Syrian regime troops reportedly enter besieged city of Saraqeb

Syrian regime troops 'enter besieged rebel-held Saraqeb', amid fresh clashes with Turkish troops in Idlib
3 min read
06 February, 2020
Syrian regime forces have besieged the deserted rebel-held city of Saraqeb in Idlib and entered it according to some reports, while clashing with Turkish troops at Taftinaz Military Airport.
Regime troops advanced on Saraqeb [Getty]

Syrian regime forces were besieging the rebel-held city of Saraqeb in southern Idlib province on Thursday amid an intensification of regime and Russian bombing of Idlib province.

Some reports said that the regime troops were already in the city, which has been evacuated by the vast majority of its inhabitants with just a few dozen opposition fighters remaining behind.

Saraqeb has long been an opposition stronghold and it occupies a strategic location on the junction between the M5 highway which links Damascus to Aleppo and the M4 highway which connects Aleppo to Latakia.

The Syrian Step News Agency reported that a woman and a child were killed on Thursday in regime bombing of Idlib province and opposition-held areas of Aleppo province, and that seven people were injured, three of them children.

Read also: In Idlib, Assad's war machine has a lethal message - 'Leave or die'

Five people were also killed in regime bombing of Jadariya in western Aleppo province on Wednesday night.

Turkey on Thursday urged Russia to pressure the regime to cease its advances on Saraqeb.

"We expect Russia to stop the regime as soon as possible," Foreign Minister Mevlut Cavusoglu told reporters in the Azerbaijani capital Baku.

The regime's offensive has violated previous de-escalation agreements and led to clashes between Turkish and Syrian regime forces on Monday in which more than 20 Turkish and regime soldiers died. Hundreds of thousands of civilians have fled the regime's advance.

Cavusoglu said Turkey and Russia were closely coordinating after the clashes, adding that a delegation from Russia was due to visit Turkey for further talks.

"Our target on the ground in Idlib is not Russia," he said.

"Who carried out the attack there? It is the regime. Who attacked our soldiers? It's the regime... Who harassed our observation posts? It is the regime."

A regime officer told Russia Today on Thursday that the regime was also besieging Taftinaz military airport in Idlib province on three sides.

Turkey has recently established a military post in the airport and has previously warned the regime not to attack any of the 12 observation posts it maintains in Idlib province.

An opposition military source told The New Arab’s Arabic-language service that Turkish troops had fired on regime soldiers outside the airport.

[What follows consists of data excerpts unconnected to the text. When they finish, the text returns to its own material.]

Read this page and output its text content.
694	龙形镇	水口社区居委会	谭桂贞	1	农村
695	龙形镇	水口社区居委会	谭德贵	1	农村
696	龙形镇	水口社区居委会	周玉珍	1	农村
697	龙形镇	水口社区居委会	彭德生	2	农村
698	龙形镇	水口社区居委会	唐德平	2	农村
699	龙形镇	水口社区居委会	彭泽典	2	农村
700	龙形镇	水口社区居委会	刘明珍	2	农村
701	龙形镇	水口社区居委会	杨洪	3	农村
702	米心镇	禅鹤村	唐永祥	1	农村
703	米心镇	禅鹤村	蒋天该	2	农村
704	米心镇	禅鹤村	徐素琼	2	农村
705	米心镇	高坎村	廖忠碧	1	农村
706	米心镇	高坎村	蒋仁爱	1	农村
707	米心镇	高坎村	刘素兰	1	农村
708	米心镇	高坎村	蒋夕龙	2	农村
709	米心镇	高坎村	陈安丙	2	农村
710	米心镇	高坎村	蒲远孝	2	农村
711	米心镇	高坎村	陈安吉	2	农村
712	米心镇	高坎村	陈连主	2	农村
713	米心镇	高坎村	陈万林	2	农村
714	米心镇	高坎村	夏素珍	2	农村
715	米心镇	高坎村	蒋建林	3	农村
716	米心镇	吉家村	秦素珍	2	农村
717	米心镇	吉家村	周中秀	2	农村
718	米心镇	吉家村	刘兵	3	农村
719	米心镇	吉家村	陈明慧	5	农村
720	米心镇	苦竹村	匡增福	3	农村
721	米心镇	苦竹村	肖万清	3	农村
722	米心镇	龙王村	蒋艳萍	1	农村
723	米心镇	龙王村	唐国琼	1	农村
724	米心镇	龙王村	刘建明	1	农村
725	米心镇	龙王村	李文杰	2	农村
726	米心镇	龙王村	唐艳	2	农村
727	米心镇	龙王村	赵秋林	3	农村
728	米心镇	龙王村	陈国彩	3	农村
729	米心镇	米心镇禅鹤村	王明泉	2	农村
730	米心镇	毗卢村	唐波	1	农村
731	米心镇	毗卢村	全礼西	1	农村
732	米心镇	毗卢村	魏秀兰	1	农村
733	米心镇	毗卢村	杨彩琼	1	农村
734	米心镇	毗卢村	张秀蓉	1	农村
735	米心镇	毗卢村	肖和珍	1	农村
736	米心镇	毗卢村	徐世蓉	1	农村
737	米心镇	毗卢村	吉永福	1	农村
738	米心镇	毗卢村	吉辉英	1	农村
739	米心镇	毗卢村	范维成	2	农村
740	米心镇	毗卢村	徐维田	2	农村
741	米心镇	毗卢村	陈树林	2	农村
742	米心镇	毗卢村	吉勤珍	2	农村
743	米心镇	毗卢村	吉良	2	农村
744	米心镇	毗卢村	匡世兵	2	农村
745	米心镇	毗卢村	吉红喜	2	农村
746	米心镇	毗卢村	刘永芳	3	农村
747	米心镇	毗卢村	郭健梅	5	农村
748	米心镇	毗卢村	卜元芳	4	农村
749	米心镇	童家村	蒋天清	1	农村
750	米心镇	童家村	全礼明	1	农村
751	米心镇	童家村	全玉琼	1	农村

Turkish forces also reportedly set up jamming equipment in the airport to prevent regime aircraft from communicating with each other.

Also on Thursday, Russia said that a number of its military specialists had been killed in Syria, without providing any further details.

A statement from the Russian Foreign Ministry blamed "terrorists" - in a probable reference to the hardline Islamist group Hayat Tahrir al-Sham - for the deaths, also saying that Turkish specialists had been killed.

"Terrorists... ramped up their attacks. The number of dead and wounded among Syrian servicemen and civilians outside the de-escalation zone has grown into the hundreds. Russian and Turkish military specialists have died tragically," the statement said.

Russia has declared ceasefires and de-escalation zones in Syria before but has violated them arbitrarily numerous times. In January it announced a ceasefire in Idlib only to break it a few days later.

Kremlin spokesman Dmitry Peskov declined to comment to journalists, referring all questions to the foreign and defence ministry. Foreign ministry spokespeople declined immediate comment.

Novaya Gazeta, a leading independent Russian newspaper, reported this week that four officers from the FSB security service had been killed in Syria in early February. However, it said that the officers could have been killed by hardline Assad regime elements, rather than rebels.

Agencies contributed to this report.